Ninety days ago we would have said it really takes a group of people who understand the health component, a group who understand how public sector operates, a group who understand how the private sector operates, a group who get privacy concerns. The way that it's been built though, so that in fact people can both protect their privacy and yet we can achieve these public health outcomes, has really been extraordinary. That is something I think that we should all be surprised at and learn from. It was incredibly complicated and yet done very, very rapidly. It's exciting and it's just part of ‘embrace the future’.

The same agility and speed can be seen in other areas, such as tackling food poverty, she says:

Right now we're working together with an organization, Not Impossible Labs, under the Hunger: Not Impossible program. We built together an app that allows us to connect people who are hungry with restaurants where there's pre-paid food. We've now rolled that out, together with this organization, in three cities very rapidly.  I mean this was done in days. I believe that it's those kinds of solutions that are being inspired by the larger things that people are seeing [during the COVID-19 crisis].

So let's start to think about education and the new opportunities where we can come together, both in our businesses to help our clients and do [their] very important things, but also to find more answers to areas that have been a bit intractable in the past. We have a very tough reality. We are going to have some tough times ahead, in both health and economics, but there is also some extraordinary opportunity to work together as a society, as governments and as businesses to make lasting improvements.

Re-opening 

The trick, of course, will be to keep a hold of beneficial aspects of a crisis mindset once the immediate crisis is over. Sweet talks about the need for resolve on that front:

What we don't want to have happen is for the hardest part of the crisis to pass, the first stage of response, and then we go back [to the old ways]. Many CEOs are saying they don't want to [do that], so what does that mean? We all need to think about how do we make decisions and how do we institutionalize these changes as we move forward? I think that's part of the next phase of what we all need to do, to capture the good of how we responded together.

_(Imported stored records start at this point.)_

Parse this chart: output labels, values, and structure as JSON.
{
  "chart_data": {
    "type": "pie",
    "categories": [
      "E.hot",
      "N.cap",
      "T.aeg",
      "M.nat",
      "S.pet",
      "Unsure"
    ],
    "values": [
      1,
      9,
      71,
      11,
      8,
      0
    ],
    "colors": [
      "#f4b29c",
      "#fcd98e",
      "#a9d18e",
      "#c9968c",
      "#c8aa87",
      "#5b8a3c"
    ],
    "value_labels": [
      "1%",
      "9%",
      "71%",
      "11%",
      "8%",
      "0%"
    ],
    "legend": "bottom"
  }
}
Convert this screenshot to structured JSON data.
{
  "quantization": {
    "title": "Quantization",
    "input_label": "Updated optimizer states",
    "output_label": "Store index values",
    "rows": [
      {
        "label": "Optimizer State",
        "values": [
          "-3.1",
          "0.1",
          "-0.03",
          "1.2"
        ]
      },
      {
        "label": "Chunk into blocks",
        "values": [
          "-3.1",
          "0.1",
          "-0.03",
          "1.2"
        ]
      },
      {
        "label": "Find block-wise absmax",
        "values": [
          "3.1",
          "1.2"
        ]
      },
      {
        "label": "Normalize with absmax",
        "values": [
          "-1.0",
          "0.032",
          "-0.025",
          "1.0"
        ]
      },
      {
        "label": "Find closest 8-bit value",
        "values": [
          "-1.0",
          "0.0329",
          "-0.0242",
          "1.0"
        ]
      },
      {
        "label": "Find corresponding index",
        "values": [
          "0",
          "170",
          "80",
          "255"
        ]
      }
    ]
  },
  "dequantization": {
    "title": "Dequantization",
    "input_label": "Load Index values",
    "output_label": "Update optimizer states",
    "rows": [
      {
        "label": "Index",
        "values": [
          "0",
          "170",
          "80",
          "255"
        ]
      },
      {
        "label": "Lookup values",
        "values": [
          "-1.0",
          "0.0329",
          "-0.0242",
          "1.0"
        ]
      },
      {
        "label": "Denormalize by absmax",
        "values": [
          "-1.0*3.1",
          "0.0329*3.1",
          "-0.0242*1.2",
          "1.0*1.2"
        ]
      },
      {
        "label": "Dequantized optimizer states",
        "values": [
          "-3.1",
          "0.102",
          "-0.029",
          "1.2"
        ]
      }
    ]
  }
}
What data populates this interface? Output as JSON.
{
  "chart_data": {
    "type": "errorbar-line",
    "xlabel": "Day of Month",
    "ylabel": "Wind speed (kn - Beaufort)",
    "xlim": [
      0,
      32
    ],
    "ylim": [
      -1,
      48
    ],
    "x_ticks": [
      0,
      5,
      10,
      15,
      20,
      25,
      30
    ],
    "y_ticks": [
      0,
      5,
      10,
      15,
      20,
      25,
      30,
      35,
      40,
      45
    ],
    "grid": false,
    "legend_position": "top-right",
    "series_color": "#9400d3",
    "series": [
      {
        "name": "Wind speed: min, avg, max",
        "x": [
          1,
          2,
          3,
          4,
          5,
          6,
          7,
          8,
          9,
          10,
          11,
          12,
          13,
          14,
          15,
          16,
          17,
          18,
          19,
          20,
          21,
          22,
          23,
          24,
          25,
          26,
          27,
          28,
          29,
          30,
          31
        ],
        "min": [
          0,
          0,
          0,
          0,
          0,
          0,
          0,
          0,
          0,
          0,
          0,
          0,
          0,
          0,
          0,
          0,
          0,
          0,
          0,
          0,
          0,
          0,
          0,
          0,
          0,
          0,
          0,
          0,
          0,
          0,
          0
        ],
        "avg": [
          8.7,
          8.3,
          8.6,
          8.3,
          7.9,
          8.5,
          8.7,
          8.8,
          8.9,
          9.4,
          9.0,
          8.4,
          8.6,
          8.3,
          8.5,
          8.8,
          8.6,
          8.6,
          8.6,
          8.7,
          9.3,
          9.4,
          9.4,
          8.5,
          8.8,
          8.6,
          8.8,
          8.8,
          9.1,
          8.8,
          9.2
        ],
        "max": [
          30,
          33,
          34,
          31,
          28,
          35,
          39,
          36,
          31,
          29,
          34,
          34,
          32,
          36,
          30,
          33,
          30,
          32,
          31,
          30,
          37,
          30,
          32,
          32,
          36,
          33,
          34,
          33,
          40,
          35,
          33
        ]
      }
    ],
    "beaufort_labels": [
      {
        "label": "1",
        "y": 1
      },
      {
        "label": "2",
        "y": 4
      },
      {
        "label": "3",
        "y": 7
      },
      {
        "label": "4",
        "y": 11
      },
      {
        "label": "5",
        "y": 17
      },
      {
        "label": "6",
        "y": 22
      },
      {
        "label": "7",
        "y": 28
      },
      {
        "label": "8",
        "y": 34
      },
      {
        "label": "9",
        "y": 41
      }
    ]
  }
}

As organizations around the world are now starting to re-open their doors, to greater or lesser degrees, Accenture has been collaborating with Salesforce on its Work.com suite of offerings to facilitate a safe return to some new norm of working.  One challenge here, says Sweet, is how to take issues that are common across industries and apply them within sectors with differing needs:

We need to do contract tracing regardless of industry, but how do you do that within industries? What’s the need of the manufacturer versus a service company versus a retailer versus a school? How can you build this backbone and then implement for different industries, using what's common, but having that kind of real understanding of how it's going to be different?

At this time, it’s also important to maintain a longer term future focus, she adds:

No matter what people understand, this is not temporary. We are looking at a fair amount of time. One of the things that we're also seeing is that much of this is going to have applicability even beyond a vaccine, because it's also helping bring efficiencies to how you manage people, the way you look at things, automating and bringing information together in ways that you could only dream of before. So I do believe that taking mental possession of the fact that this isn't temporary, and that we need to think about it from a longer term and make it easier on people, is also a part of the embracing of the future.

As for Sweet’s personal approach, that’s heavily shaped by her upbringing, she attests:

When I left for college my dad said to me, 'Don't be afraid to embrace new things just never forget where you came from'. And I really think of that in my new life as a CEO - don't forget our people. We talk a lot at Accenture about [how] it's human+machine, people first...My parents used to say, "We don't have money but we have time', so we always grew up serving. I think all of us as leaders - and no matter what we do, whatever level of leadership - we just have to remember people first and to show compassion and empathy.